First of all, let's find out how RPKM and RPKM-UQ are calculated (https://docs.gdc.cancer.gov/Encyclopedia/pages/HTSeq-FPKM-UQ/)

FPKM = [RMg * 10^9 ] / [RMt * L]

RMg: The number of reads mapped to the gene
RMt: The total number of read mapped to protein-coding sequences in the alignment
L: The length of the gene in base pairs


FPKM-UQ = [RMg * 10^9 ] / [RM75 * L]

RMg: The number of reads mapped to the gene
RM75: The number of read mapped to the 75th percentile gene in the alignment.
L: The length of the gene in base pairs

Here we can see the only difference is the divisor part, which is RMt for FPKM while RM75 for FPKM-UQ. To gabriel.rosser, the factor is 10^9, not changed. Both in the FPKM matrix and FPKM-UQ matrix, every column (all genes of a sample) is divided by a constant factor (either RMt or RM75). Therefore, in the quotient matrix, the column values are the same, which is consistent with gabriel.rosser's explanation as well.

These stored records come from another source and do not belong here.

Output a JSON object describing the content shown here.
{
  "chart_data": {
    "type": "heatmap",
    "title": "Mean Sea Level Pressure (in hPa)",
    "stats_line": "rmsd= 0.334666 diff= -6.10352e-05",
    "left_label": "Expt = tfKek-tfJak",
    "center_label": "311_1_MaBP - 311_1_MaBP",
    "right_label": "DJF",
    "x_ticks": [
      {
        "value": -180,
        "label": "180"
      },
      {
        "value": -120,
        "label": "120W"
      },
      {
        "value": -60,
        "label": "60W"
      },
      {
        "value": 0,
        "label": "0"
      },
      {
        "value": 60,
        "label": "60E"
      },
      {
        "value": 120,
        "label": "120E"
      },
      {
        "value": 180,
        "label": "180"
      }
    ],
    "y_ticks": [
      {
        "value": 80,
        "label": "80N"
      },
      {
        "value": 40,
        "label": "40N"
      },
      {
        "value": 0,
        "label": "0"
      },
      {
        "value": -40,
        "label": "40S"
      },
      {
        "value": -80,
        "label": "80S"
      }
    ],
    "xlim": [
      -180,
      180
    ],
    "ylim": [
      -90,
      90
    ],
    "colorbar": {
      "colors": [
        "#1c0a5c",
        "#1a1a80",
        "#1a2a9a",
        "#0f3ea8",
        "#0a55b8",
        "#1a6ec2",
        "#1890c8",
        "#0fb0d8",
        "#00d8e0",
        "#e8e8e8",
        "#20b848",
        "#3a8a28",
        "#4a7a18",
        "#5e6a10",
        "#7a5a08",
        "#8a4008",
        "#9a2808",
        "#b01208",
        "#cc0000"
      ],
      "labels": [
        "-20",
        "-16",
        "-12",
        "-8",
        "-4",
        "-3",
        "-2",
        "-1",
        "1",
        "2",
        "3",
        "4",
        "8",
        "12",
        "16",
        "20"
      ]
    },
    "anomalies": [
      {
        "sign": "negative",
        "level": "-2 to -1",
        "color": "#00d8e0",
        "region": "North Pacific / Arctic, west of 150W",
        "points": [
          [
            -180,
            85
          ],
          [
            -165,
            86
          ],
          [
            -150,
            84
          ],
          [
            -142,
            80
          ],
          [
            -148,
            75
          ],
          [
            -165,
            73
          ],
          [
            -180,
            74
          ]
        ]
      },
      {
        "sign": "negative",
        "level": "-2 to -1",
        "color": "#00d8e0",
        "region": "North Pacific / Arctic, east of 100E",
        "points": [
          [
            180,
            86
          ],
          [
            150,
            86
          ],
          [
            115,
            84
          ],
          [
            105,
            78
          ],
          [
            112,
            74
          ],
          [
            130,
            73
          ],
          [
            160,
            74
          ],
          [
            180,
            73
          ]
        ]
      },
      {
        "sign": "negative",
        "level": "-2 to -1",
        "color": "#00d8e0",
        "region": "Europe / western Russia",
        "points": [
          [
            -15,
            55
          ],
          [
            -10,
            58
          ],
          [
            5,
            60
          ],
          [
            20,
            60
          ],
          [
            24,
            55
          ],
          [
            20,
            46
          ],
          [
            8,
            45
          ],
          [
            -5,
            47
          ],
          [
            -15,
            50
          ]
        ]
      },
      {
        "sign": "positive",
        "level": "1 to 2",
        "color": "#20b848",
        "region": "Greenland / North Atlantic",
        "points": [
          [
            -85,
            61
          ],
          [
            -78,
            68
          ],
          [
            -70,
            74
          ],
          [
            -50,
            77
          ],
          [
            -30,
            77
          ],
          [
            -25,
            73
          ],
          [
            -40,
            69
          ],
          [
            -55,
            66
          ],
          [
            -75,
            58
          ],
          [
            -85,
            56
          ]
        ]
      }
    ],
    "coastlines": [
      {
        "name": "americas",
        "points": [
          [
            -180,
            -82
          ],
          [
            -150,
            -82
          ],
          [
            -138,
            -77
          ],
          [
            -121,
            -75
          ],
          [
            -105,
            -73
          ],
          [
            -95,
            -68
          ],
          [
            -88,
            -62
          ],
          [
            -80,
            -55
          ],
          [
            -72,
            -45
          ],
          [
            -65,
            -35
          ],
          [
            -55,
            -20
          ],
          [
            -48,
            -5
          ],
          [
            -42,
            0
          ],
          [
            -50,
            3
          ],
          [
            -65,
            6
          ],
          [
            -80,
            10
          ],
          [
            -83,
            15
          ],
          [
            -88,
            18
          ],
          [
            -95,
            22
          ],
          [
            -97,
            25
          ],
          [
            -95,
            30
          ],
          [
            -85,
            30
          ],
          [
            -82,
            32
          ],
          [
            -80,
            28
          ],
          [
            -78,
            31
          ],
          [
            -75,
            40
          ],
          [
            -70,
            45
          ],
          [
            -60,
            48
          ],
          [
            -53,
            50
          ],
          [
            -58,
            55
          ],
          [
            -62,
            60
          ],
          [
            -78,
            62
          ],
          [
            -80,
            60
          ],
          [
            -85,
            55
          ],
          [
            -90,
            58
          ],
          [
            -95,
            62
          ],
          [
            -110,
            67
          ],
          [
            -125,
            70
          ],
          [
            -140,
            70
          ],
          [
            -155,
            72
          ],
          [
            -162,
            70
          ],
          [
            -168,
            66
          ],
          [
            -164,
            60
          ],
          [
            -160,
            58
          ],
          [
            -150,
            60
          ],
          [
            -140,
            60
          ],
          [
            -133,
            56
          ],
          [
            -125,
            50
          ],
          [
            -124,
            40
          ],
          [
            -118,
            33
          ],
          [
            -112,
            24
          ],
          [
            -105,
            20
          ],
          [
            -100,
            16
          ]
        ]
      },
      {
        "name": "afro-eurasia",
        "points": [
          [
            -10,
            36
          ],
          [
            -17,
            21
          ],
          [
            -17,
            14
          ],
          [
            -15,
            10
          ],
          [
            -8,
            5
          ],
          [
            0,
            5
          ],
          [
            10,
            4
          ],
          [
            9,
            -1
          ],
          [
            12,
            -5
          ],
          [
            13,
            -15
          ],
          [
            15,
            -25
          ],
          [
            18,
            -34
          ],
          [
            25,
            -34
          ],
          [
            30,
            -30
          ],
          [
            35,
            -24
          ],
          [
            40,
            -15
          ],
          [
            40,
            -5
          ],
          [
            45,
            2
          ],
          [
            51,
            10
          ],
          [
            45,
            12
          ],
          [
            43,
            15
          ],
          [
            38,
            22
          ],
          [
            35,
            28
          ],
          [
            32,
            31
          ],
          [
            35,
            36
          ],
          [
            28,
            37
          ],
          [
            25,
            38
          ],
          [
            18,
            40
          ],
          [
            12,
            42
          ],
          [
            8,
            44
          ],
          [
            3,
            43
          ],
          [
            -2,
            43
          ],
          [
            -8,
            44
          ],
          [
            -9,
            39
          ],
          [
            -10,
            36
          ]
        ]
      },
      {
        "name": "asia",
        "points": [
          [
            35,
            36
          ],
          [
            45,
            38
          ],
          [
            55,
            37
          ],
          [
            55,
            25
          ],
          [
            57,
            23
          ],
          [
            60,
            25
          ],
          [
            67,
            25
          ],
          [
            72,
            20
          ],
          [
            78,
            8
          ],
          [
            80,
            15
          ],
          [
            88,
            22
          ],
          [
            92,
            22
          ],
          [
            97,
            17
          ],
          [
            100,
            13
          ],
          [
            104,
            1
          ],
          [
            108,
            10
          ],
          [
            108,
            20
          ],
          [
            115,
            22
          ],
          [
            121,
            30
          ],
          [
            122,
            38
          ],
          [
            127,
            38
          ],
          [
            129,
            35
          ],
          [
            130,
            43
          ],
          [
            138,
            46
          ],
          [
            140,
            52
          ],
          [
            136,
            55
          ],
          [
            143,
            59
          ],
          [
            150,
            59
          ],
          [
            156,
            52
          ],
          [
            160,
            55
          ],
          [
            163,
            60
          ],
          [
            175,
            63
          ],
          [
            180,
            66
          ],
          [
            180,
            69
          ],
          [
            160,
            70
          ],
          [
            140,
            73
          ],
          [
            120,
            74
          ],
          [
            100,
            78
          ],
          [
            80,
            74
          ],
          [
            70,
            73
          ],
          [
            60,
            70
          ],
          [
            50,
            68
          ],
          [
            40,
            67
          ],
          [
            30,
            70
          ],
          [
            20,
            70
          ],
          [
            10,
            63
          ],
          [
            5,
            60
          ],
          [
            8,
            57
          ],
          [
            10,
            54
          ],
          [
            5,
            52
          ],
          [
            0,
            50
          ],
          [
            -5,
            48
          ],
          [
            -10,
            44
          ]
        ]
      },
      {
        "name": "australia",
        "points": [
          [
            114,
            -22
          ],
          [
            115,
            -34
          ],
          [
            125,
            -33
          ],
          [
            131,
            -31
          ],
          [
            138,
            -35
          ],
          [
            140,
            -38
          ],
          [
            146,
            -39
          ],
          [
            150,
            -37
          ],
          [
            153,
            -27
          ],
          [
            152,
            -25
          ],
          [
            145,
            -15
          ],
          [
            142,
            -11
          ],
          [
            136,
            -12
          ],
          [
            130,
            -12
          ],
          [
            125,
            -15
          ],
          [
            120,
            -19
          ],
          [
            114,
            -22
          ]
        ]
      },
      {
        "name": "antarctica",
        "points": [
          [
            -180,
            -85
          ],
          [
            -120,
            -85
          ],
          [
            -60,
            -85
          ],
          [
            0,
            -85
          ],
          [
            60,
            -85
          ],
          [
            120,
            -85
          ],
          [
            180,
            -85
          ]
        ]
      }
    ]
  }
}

To the igor's question, RM75 can be much smaller than RMt because RM75 is the reads mapped to the 75th percentile gene within a sample. Imaging a numerical vector of length 100, the first 75 elements are value 1, and elements 76 to 100 are value 1000000. When apply this setting to our case, that means the RM75 is 1 while RMt is 1000000. As a result, the FPKM and FPKM-UQ can be dramatically different. So when the genes of one sample is divided by a small RM75 but the genes of another sample is divided by a big RM75, after summation within each sample and then compare sums between samples, you will see what you've seen.

This this blog post and this discussion are helpful when considering the difference. Summarising the former:

To compute FPKM (or RPKM) from raw counts, first divide by the total read count, then by a constant factor, then by gene size. Typically, the total read count is just the sum of all the reads. However, in the FPKM-UQ data, the total read count is estimated as the 75th percentile read count. This will be a lot smaller than the sum of the reads and more robust to outliers(?)

Given the factor of 10^6 difference, I also suspect they've changed the constant factor.

Having said that, I can't reproduce the results, because the FPKM values come from a different pipeline to the HT-Seq raw counts - so performing the aforementioned steps on the counts data does not reproduce the FPKM values.

However, dividing the FPKM matrix by the FPKM-UQ matrix returns values that are constant down the columns (i.e. a single value per sample for all genes). This is consistent with my explanation.